Moscou joue sur l’’’effet Kosovo’’ dans le Caucase

Moscou reproche aux Occidentaux d’avoir violé le droit international en reconnaissant « unilatéralement » le Kosovo. En bon joueur d’échecs, Vladimir Poutine profite donc des ouvertures qui se présentent pour avancer ses pions. Deux semaines après le sommet atlantique de Bucarest, où le rapprochement de la Géorgie avec l’OTAN a été rejeté à la demande de la France et de l’Allemagne, le président russe a enfoncé deux clous dans la chair des Géorgiens. Mercredi 16 avril, il a ordonné un resserrement de la « coopération » avec l’Abkhazie et l’Ossétie du Sud, deux régions séparatistes de Géorgie, effectuant un pas de plus vers une annexion de fait de ces deux enclaves.

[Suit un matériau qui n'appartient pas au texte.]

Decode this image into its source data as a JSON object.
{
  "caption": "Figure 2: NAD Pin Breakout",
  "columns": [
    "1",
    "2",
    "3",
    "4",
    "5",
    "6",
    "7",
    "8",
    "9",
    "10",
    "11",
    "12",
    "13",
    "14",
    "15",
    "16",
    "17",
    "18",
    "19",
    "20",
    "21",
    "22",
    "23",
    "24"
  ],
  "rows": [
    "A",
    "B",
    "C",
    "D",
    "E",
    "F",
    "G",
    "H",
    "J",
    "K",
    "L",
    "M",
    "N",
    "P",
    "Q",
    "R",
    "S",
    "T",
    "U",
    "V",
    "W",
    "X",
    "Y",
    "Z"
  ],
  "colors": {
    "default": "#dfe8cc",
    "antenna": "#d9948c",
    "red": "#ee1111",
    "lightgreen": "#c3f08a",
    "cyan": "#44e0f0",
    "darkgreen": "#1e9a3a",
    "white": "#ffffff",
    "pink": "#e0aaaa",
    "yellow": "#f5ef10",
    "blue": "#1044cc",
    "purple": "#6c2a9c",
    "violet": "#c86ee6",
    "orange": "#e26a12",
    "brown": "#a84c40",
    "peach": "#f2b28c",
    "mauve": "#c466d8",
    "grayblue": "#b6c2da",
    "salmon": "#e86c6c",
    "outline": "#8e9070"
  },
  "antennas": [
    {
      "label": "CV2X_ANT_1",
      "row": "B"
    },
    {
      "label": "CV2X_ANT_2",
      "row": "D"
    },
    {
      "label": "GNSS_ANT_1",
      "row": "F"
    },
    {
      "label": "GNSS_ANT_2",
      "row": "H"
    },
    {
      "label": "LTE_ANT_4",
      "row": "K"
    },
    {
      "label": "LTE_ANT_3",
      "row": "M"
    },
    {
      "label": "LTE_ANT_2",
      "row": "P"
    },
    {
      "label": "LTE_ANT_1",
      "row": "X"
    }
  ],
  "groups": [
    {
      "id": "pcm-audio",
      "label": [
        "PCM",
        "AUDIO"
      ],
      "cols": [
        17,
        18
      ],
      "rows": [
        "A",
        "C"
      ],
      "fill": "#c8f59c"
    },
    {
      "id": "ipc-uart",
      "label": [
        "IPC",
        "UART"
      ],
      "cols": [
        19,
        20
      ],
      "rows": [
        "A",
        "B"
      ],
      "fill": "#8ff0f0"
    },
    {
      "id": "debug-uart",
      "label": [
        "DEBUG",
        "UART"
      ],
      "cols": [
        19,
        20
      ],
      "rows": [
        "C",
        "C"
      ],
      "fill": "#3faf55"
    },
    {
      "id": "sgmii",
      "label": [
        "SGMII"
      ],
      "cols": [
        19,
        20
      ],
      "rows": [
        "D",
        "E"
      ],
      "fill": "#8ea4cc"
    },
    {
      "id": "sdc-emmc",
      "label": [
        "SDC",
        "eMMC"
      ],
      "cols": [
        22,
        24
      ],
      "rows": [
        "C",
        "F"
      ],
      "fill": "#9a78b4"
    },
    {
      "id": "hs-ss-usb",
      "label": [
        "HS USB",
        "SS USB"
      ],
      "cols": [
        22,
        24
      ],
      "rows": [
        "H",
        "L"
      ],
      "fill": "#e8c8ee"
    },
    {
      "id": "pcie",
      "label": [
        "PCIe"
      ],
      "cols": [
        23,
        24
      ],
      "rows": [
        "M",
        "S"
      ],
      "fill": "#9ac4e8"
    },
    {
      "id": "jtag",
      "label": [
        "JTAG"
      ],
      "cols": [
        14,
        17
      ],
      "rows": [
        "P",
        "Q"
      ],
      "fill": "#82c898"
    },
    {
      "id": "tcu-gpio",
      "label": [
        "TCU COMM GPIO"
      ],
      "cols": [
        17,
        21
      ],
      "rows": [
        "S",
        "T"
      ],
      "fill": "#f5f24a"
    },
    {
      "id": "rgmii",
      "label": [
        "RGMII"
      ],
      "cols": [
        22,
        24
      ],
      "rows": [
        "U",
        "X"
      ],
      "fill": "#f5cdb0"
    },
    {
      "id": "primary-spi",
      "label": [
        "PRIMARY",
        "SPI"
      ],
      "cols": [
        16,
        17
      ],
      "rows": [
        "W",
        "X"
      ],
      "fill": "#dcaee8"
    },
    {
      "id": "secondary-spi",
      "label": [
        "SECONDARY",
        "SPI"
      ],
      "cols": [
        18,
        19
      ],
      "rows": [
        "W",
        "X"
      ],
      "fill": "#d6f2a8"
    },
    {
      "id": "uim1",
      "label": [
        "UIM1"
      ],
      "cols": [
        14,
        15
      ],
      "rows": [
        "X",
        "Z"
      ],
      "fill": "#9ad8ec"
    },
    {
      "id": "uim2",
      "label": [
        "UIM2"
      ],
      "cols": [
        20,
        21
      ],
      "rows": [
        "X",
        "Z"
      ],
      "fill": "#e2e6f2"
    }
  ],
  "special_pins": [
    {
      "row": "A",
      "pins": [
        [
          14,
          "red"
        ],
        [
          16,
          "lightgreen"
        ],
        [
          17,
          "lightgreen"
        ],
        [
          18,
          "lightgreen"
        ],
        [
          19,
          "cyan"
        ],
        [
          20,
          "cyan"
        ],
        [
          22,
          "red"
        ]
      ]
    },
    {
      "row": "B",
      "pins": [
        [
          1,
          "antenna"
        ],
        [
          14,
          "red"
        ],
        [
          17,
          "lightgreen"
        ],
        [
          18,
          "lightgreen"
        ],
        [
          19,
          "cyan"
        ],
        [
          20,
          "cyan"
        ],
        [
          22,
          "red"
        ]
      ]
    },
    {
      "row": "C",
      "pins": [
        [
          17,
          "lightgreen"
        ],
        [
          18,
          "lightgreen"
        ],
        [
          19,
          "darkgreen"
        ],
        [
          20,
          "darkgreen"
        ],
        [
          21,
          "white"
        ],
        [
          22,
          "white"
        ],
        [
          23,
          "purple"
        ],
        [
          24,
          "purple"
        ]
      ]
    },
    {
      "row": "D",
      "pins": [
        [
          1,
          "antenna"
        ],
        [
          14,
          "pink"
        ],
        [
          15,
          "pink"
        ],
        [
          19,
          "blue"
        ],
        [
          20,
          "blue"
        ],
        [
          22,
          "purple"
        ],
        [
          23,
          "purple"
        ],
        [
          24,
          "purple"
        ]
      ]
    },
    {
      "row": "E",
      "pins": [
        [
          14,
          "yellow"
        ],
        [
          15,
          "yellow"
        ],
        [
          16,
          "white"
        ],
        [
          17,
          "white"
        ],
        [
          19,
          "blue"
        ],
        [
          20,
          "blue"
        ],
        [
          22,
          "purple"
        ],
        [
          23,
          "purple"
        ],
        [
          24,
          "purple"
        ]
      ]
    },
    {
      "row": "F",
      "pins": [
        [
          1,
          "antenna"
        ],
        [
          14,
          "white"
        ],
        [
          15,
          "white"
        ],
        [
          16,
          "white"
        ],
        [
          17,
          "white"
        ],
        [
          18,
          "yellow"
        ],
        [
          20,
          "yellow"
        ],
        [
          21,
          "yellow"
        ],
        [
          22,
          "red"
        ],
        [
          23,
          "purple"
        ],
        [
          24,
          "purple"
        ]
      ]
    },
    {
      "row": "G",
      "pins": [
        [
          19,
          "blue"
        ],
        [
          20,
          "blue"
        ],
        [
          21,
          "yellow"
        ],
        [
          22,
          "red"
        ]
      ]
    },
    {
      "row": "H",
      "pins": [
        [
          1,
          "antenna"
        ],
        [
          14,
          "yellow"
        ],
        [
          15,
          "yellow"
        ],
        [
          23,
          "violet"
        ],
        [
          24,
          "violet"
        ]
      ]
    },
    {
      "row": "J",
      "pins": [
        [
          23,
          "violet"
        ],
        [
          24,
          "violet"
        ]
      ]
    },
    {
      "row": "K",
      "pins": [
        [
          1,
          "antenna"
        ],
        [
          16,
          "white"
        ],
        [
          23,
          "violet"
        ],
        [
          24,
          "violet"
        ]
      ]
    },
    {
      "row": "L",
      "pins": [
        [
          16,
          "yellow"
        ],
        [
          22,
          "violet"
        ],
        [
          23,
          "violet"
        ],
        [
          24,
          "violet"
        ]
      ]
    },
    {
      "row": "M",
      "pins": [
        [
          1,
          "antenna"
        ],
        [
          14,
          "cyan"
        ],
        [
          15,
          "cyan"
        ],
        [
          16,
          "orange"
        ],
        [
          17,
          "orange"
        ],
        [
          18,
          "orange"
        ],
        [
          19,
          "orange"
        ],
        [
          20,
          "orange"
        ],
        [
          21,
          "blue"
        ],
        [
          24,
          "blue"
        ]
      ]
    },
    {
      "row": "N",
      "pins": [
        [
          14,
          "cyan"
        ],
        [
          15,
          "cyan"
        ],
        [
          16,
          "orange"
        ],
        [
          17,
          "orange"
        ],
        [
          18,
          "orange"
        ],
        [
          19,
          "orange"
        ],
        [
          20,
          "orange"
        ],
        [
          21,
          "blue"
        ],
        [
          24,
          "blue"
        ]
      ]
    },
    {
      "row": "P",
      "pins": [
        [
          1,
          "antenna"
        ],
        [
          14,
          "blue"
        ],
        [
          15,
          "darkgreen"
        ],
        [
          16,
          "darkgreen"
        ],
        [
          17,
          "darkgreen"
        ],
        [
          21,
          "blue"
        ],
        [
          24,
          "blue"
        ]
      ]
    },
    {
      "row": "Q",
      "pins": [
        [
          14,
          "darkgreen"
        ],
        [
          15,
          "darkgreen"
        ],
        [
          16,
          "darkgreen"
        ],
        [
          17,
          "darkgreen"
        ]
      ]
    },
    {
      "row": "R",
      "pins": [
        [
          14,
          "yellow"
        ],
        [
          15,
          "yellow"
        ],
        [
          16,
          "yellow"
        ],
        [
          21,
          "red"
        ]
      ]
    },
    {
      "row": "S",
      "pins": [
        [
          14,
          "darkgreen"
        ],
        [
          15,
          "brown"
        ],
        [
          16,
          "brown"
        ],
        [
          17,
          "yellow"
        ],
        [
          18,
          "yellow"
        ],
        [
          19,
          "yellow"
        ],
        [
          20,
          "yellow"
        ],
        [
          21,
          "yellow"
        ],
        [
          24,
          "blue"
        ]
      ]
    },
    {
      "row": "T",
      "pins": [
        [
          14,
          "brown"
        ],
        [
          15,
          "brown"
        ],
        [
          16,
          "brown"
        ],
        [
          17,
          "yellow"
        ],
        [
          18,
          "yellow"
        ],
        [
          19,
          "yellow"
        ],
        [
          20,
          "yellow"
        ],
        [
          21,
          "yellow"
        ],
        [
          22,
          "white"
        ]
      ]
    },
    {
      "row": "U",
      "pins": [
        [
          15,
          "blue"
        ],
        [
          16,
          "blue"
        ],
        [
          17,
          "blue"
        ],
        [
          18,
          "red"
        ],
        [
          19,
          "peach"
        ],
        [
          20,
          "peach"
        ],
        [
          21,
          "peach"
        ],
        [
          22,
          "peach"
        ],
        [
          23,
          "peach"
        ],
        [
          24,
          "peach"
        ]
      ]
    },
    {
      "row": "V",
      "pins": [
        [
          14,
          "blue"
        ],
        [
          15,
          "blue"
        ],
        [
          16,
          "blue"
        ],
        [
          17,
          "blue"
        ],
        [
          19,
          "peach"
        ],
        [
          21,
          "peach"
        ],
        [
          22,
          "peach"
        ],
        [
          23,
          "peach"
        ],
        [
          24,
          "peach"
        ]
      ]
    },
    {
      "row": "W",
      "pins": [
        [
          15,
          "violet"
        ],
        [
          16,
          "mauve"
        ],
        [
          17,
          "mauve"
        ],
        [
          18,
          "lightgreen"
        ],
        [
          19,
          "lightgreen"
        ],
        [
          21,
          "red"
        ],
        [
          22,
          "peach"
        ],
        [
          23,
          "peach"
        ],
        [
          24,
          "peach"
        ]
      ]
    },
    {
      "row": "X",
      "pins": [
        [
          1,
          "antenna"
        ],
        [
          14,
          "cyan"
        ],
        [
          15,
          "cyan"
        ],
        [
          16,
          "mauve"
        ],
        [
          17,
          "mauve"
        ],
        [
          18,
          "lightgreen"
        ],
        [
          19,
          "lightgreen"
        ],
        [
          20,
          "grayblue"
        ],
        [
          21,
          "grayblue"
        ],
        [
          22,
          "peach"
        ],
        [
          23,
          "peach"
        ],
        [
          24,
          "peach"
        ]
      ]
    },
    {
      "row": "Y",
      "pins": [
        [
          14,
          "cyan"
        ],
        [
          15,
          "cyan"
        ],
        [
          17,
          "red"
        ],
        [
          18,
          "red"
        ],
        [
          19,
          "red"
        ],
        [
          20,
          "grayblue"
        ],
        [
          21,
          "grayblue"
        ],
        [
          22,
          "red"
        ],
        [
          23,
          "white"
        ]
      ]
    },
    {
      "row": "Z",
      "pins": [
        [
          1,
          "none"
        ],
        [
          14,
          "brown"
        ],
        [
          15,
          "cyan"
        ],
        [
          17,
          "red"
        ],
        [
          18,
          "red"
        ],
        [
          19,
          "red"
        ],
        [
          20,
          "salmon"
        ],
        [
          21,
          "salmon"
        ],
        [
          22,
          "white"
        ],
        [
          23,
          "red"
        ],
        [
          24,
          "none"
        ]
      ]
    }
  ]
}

Depuis le 16 avril, les autorités russes sont appelées à renforcer la coopération avec l’Abkhazie et l’Ossétie du sud dans tous les domaines, culturel, économique et social. Les documents émis par les « gouvernements » abkhaze et ossète seront reconnus par l’administration russe. Des fonctionnaires russes sont appelés à épauler leurs collègues dans ces deux régions.

Officiellement, il s’agit de faciliter la vie des ressortissants russes qui y vivent mais la véritable signification est politique. Certes, Vladimir Poutine n’a pas l’intention de reconnaître l’indépendance de l’Abkhazie et l’Ossétie du Sud, et il n’a pas forcément intérêt à le faire s’il veut éviter de réveiller d’autres velléités indépendantistes en Russie (Tchétchénie, Tatarstan...). L’Ossétie du sud demande plutôt son rattachement à l’Ossétie du Nord qui fait partie de la Fédération de Russie. Mais la Douma russe a demandé au gouvernement d’examiner la reconnaissance de l’Abkhazie et de l’Ossétie du sud, utilisant le précédent du Kosovo.

L’Abkhazie était une république autonome et l’Ossétie du Sud une région autonome de la république soviétique de Géorgie. Au moment de l’indépendance de cette dernière en 1991, la guerre a éclaté entre le pouvoir central et les séparatistes de ces deux régions. La population d’origine géorgienne a été expulsée d’Abkhazie dont les nouveaux dirigeants ont proclamé l’indépendance. Celle-ci n’est reconnue par personne, même pas par Moscou.

La Russie, qui a réussi à obtenir de l’ONU un mandat de maintien de la paix pour ses forces stationnées en Abkhazie et en Ossétie du Sud, traite cependant les deux régions comme de véritables colonies. A Soukhoumi, capitale de l’Abkhazie, c’est elle qui nomme les ministres. Elle distribue aussi généreusement des passeports russes aux Abkhazes et aux Ossètes.

Poutine étend son emprise sur le territoire de la Géorgie pour maintenir le gouvernement pro-occidental du président géorgien Mikhaïl Saakachvili dans l’insécurité. Il fait ainsi d’une pierre deux coups : il montre aux Géorgiens qu’ils ne peuvent guère compter sur l’aide des Occidentaux -qui ont rejeté leur demande au sommet de Bucarest- et il signifie aux Occidentaux qu’ils seraient bien avisés de ne pas accepter dans leur alliance un pays divisé, dont des morceaux de territoires sont au bord de la sécession. Le président russe ne s’inquiète guère des réactions des Etats-Unis et surtout des Européens. Il pense qu’elles se limiteront à quelques protestations verbales. Il est à craindre qu’il ait raison.